Sebelumnya, ia menyebut ada pembubaran Kementerian Riset dan Teknologi (Kemenristek), Dewan Riset Nasional (DRN), Badan Pengkajian Penerapan Teknologi (BPPT), Lembaga Ilmu Pengetahuan Indonesia (LIPI), Badan Tenaga Atom Nasional (BATAN), dan Lembaga Penerbangan dan Antariksa Nasional (LAPAN).

“Kita menyaksikan porak-porandanya BPPT dan hasil-hasil rekayasanya baik tsunami early warning system, puna male, dll.”

Tak ketinggalan, ada pembubaran Badan Pengelola Industri Strategis (BPIS), Dewan Standardisasi Nasional (DSN), “serta dimuseumkannya pesawat terbang karya anak bangsa N-250 Si Gatot Kaca”.

Mulyanto menegaskan, “negara tidak bisa begitu saja menghilangkan jejak pengembangan iptek yang sudah dibangun susah payah oleh begawan teknologi BJ Habibie.”

“Pak Habibie berhasil membangun human-ware (SDM), technoware (peralatan), orgaware (kelembagaan) maupun infoware (jaringan) yang berujung pada beroperasinya Badan Usaha Milik Negara Industri Strategis (BUMNIS),” terangnya.

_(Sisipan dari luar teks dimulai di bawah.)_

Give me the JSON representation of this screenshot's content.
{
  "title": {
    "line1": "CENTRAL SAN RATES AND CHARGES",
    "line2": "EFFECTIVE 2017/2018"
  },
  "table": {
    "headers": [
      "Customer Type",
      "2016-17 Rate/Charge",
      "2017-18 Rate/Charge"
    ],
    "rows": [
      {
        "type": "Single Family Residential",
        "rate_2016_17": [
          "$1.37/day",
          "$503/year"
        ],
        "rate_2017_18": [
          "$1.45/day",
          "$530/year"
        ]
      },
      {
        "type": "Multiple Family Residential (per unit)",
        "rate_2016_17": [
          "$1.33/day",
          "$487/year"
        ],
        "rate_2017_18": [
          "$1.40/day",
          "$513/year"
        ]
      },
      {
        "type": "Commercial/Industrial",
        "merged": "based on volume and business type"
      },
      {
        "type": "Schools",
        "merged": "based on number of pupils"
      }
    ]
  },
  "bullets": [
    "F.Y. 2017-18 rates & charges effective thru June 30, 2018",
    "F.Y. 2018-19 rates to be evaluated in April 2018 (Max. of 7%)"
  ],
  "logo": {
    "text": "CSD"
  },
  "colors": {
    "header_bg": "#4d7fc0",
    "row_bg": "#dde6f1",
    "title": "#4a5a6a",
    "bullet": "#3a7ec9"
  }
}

CNNIndonesia.com sudah berupaya meminta konfirmasi kepada Laksana Tri Handoko, Kepala Biro Komunikasi Publik Umum dan Kesekretariatan BRIN Driszal Friyantoni, dan Kepala Komunikasi Publik BRIN Dyah Rachmawati.

Namun, pihak terkait sejauh ini belum memberi respons.